Quand on lui demande si les garages indépendants sont préoccupés quant à leur avenir, il est sans appel.
« Les garages seront impactés. La profession est déjà malade. Il y a une grande difficulté de main-d’œuvre qualifiée. De plus, il faut former des mécaniciens sur une nouvelle technologie qui n’est pas standardisée. J’ai suivi une formation, il y a deux ans, qui est aujourd’hui presque dépassée tellement les nouveautés technologiques dans ce domaine évoluent vite », indique M. Landry.
Il y a un point sur lequel le président de la corporation est particulièrement inquiet. « La sécurité des mécaniciens. On ne travaille plus sur des batteries de 12,5 volts. Avec des VE, il y a de vrais risques d’électrocution. Il faut de l’outillage spécialisé. S’équiper nécessitera d’investir plusieurs milliers de dollars. Le mécanicien devra devenir aussi électricien. »
Fermetures
M. Landry s’inquiète à propos de l’avenir de plusieurs garages indépendants. Pour Yann, du Garage Automotion à Chambly, il n’y a pas de doute. « Il y a beaucoup de garages des années 60, 70 qui vont fermer. Il n’y a pas de relève, pas de mécanos. » Le fait de devoir investir pour s’adapter à l’arrivée des VE serait la goutte susceptible de faire déborder le vase.
M. Landry confirme que cela risque de devenir une tendance. » Aujourd’hui déjà, dix garages ferment pour un qui ouvre. Il n’y a pas de relève. Plutôt que de s’adapter, plusieurs qui sont proches de la retraite ne feront pas l’effort de continuer. Personnellement, je suis incapable de vous nommer un garage qui vient d’ouvrir. »

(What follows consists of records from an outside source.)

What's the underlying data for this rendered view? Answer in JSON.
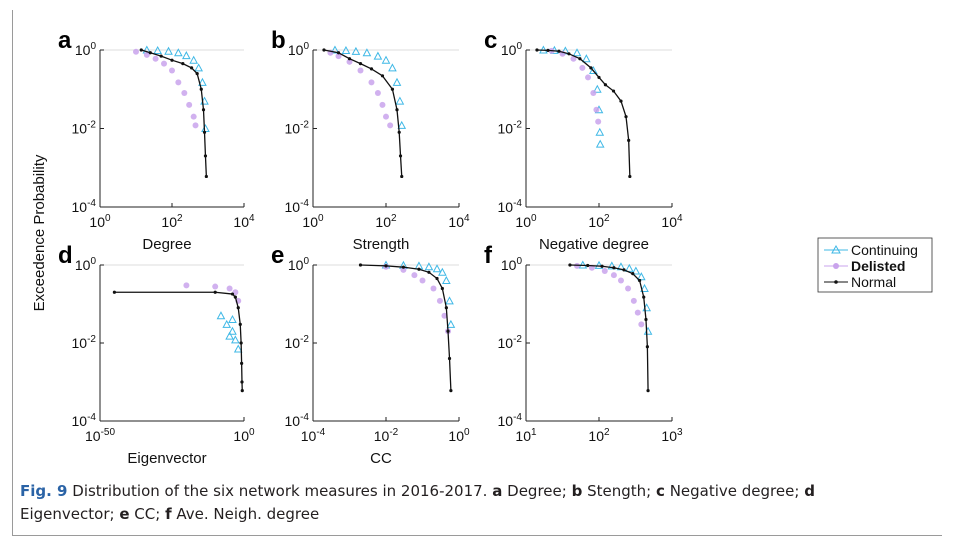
{
  "figure": {
    "ylabel": "Exceedence Probability",
    "legend": {
      "entries": [
        "Continuing",
        "Delisted",
        "Normal"
      ],
      "placement": "right, between rows"
    },
    "colors": {
      "Continuing": "#3fb8e6",
      "Delisted": "#c9a3ec",
      "Normal": "#111111"
    }
  },
  "caption": {
    "fig_label": "Fig. 9",
    "text": "Distribution of the six network measures in 2016-2017.",
    "items": [
      {
        "letter": "a",
        "text": "Degree;"
      },
      {
        "letter": "b",
        "text": "Stength;"
      },
      {
        "letter": "c",
        "text": "Negative degree;"
      },
      {
        "letter": "d",
        "text": "Eigenvector;"
      },
      {
        "letter": "e",
        "text": "CC;"
      },
      {
        "letter": "f",
        "text": "Ave. Neigh. degree"
      }
    ]
  },
  "chart_data": [
    {
      "panel": "a",
      "type": "scatter",
      "xlabel": "Degree",
      "ylabel": "",
      "xscale": "log",
      "yscale": "log",
      "xlim": [
        1,
        10000
      ],
      "ylim": [
        0.0001,
        1
      ],
      "xticks": [
        "10^0",
        "10^2",
        "10^4"
      ],
      "yticks": [
        "10^0",
        "10^-2",
        "10^-4"
      ],
      "series": [
        {
          "name": "Continuing",
          "marker": "triangle",
          "x": [
            20,
            40,
            80,
            150,
            250,
            400,
            550,
            700,
            800,
            850
          ],
          "y": [
            1.0,
            0.97,
            0.93,
            0.85,
            0.72,
            0.55,
            0.35,
            0.15,
            0.05,
            0.01
          ]
        },
        {
          "name": "Delisted",
          "marker": "circle",
          "x": [
            10,
            20,
            35,
            60,
            100,
            150,
            220,
            300,
            400,
            450
          ],
          "y": [
            0.9,
            0.75,
            0.6,
            0.45,
            0.3,
            0.15,
            0.08,
            0.04,
            0.02,
            0.012
          ]
        },
        {
          "name": "Normal",
          "marker": "dot-line",
          "x": [
            14,
            25,
            50,
            100,
            200,
            350,
            500,
            650,
            750,
            800,
            850,
            900
          ],
          "y": [
            1.0,
            0.85,
            0.7,
            0.55,
            0.45,
            0.35,
            0.25,
            0.1,
            0.03,
            0.008,
            0.002,
            0.0006
          ]
        }
      ]
    },
    {
      "panel": "b",
      "type": "scatter",
      "xlabel": "Strength",
      "ylabel": "",
      "xscale": "log",
      "yscale": "log",
      "xlim": [
        1,
        10000
      ],
      "ylim": [
        0.0001,
        1
      ],
      "xticks": [
        "10^0",
        "10^2",
        "10^4"
      ],
      "yticks": [
        "10^0",
        "10^-2",
        "10^-4"
      ],
      "series": [
        {
          "name": "Continuing",
          "marker": "triangle",
          "x": [
            4,
            8,
            15,
            30,
            60,
            100,
            150,
            200,
            240,
            270
          ],
          "y": [
            1.0,
            0.97,
            0.92,
            0.85,
            0.7,
            0.55,
            0.35,
            0.15,
            0.05,
            0.012
          ]
        },
        {
          "name": "Delisted",
          "marker": "circle",
          "x": [
            3,
            5,
            10,
            20,
            40,
            60,
            80,
            100,
            130
          ],
          "y": [
            0.85,
            0.7,
            0.5,
            0.3,
            0.15,
            0.08,
            0.04,
            0.02,
            0.012
          ]
        },
        {
          "name": "Normal",
          "marker": "dot-line",
          "x": [
            2,
            5,
            10,
            20,
            40,
            80,
            150,
            200,
            230,
            250,
            270
          ],
          "y": [
            1.0,
            0.85,
            0.6,
            0.45,
            0.33,
            0.22,
            0.1,
            0.03,
            0.008,
            0.002,
            0.0006
          ]
        }
      ]
    },
    {
      "panel": "c",
      "type": "scatter",
      "xlabel": "Negative degree",
      "ylabel": "",
      "xscale": "log",
      "yscale": "log",
      "xlim": [
        1,
        10000
      ],
      "ylim": [
        0.0001,
        1
      ],
      "xticks": [
        "10^0",
        "10^2",
        "10^4"
      ],
      "yticks": [
        "10^0",
        "10^-2",
        "10^-4"
      ],
      "series": [
        {
          "name": "Continuing",
          "marker": "triangle",
          "x": [
            3,
            6,
            12,
            25,
            45,
            70,
            90,
            100,
            105,
            108
          ],
          "y": [
            1.0,
            0.98,
            0.95,
            0.85,
            0.6,
            0.3,
            0.1,
            0.03,
            0.008,
            0.004
          ]
        },
        {
          "name": "Delisted",
          "marker": "circle",
          "x": [
            5,
            10,
            20,
            35,
            50,
            70,
            85,
            95
          ],
          "y": [
            0.95,
            0.8,
            0.6,
            0.35,
            0.2,
            0.08,
            0.03,
            0.015
          ]
        },
        {
          "name": "Normal",
          "marker": "dot-line",
          "x": [
            2,
            4,
            8,
            15,
            30,
            60,
            100,
            150,
            250,
            400,
            550,
            650,
            700
          ],
          "y": [
            1.0,
            0.98,
            0.93,
            0.8,
            0.6,
            0.35,
            0.2,
            0.13,
            0.09,
            0.05,
            0.02,
            0.005,
            0.0006
          ]
        }
      ]
    },
    {
      "panel": "d",
      "type": "scatter",
      "xlabel": "Eigenvector",
      "ylabel": "",
      "xscale": "log",
      "yscale": "log",
      "xlim": [
        1e-50,
        1
      ],
      "ylim": [
        0.0001,
        1
      ],
      "xticks": [
        "10^-50",
        "10^0"
      ],
      "yticks": [
        "10^0",
        "10^-2",
        "10^-4"
      ],
      "series": [
        {
          "name": "Continuing",
          "marker": "triangle",
          "x": [
            1e-08,
            1e-06,
            0.0001,
            0.001,
            0.01,
            1e-05,
            0.0001
          ],
          "y": [
            0.05,
            0.03,
            0.02,
            0.012,
            0.007,
            0.015,
            0.04
          ]
        },
        {
          "name": "Delisted",
          "marker": "circle",
          "x": [
            1e-20,
            1e-10,
            1e-05,
            0.001,
            0.01
          ],
          "y": [
            0.3,
            0.28,
            0.25,
            0.2,
            0.12
          ]
        },
        {
          "name": "Normal",
          "marker": "dot-line",
          "x": [
            1e-45,
            1e-10,
            0.0001,
            0.001,
            0.01,
            0.05,
            0.1,
            0.15,
            0.2,
            0.25
          ],
          "y": [
            0.2,
            0.2,
            0.18,
            0.15,
            0.08,
            0.03,
            0.01,
            0.003,
            0.001,
            0.0006
          ]
        }
      ]
    },
    {
      "panel": "e",
      "type": "scatter",
      "xlabel": "CC",
      "ylabel": "",
      "xscale": "log",
      "yscale": "log",
      "xlim": [
        0.0001,
        1
      ],
      "ylim": [
        0.0001,
        1
      ],
      "xticks": [
        "10^-4",
        "10^-2",
        "10^0"
      ],
      "yticks": [
        "10^0",
        "10^-2",
        "10^-4"
      ],
      "series": [
        {
          "name": "Continuing",
          "marker": "triangle",
          "x": [
            0.01,
            0.03,
            0.08,
            0.15,
            0.25,
            0.35,
            0.45,
            0.55,
            0.6
          ],
          "y": [
            1.0,
            0.98,
            0.95,
            0.9,
            0.8,
            0.65,
            0.4,
            0.12,
            0.03
          ]
        },
        {
          "name": "Delisted",
          "marker": "circle",
          "x": [
            0.01,
            0.03,
            0.06,
            0.1,
            0.2,
            0.3,
            0.4,
            0.5
          ],
          "y": [
            0.9,
            0.75,
            0.55,
            0.4,
            0.25,
            0.12,
            0.05,
            0.02
          ]
        },
        {
          "name": "Normal",
          "marker": "dot-line",
          "x": [
            0.002,
            0.01,
            0.03,
            0.08,
            0.15,
            0.25,
            0.35,
            0.45,
            0.5,
            0.55,
            0.6
          ],
          "y": [
            1.0,
            0.95,
            0.88,
            0.78,
            0.65,
            0.45,
            0.25,
            0.08,
            0.02,
            0.004,
            0.0006
          ]
        }
      ]
    },
    {
      "panel": "f",
      "type": "scatter",
      "xlabel": "",
      "ylabel": "",
      "xscale": "log",
      "yscale": "log",
      "xlim": [
        10,
        1000
      ],
      "ylim": [
        0.0001,
        1
      ],
      "xticks": [
        "10^1",
        "10^2",
        "10^3"
      ],
      "yticks": [
        "10^0",
        "10^-2",
        "10^-4"
      ],
      "series": [
        {
          "name": "Continuing",
          "marker": "triangle",
          "x": [
            60,
            100,
            150,
            200,
            260,
            320,
            380,
            420,
            450,
            470
          ],
          "y": [
            1.0,
            0.98,
            0.95,
            0.9,
            0.82,
            0.7,
            0.5,
            0.25,
            0.08,
            0.02
          ]
        },
        {
          "name": "Delisted",
          "marker": "circle",
          "x": [
            50,
            80,
            120,
            160,
            200,
            250,
            300,
            340,
            380
          ],
          "y": [
            0.95,
            0.85,
            0.7,
            0.55,
            0.4,
            0.25,
            0.12,
            0.06,
            0.03
          ]
        },
        {
          "name": "Normal",
          "marker": "dot-line",
          "x": [
            40,
            70,
            110,
            160,
            220,
            290,
            360,
            410,
            440,
            460,
            470
          ],
          "y": [
            1.0,
            0.97,
            0.93,
            0.85,
            0.75,
            0.6,
            0.4,
            0.15,
            0.04,
            0.008,
            0.0006
          ]
        }
      ]
    }
  ]
}
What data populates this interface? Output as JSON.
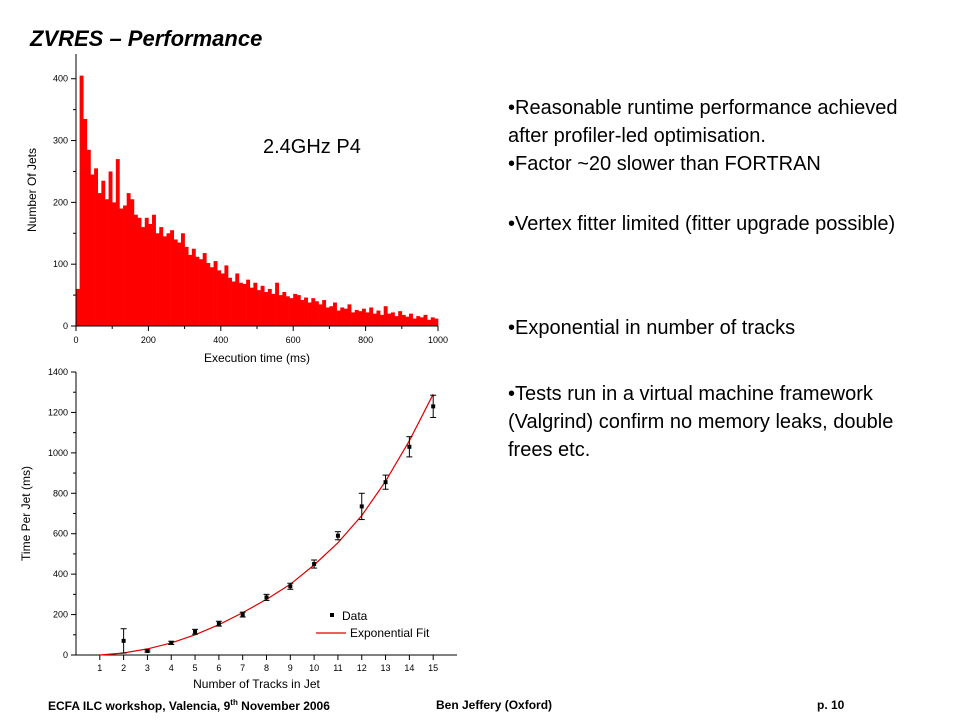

Lors de nos visites des garagistes, l’un d’entre eux, un propriétaire à l’aube de la retraite, a été clair. « Nous ne sommes pas des électriciens. Nous n’acceptons pas les voitures électriques. »
M. Landry estime qu’il faudra du temps pour que tout se stabilise. « Il va falloir avoir de la main-d’œuvre qualifiée, ce qui manque déjà aujourd’hui, et que la technologie arrive à maturité afin d’uniformiser les formations. » Une chose est certaine, les mécaniciens qualifiés ne sont pas près de manquer de travail.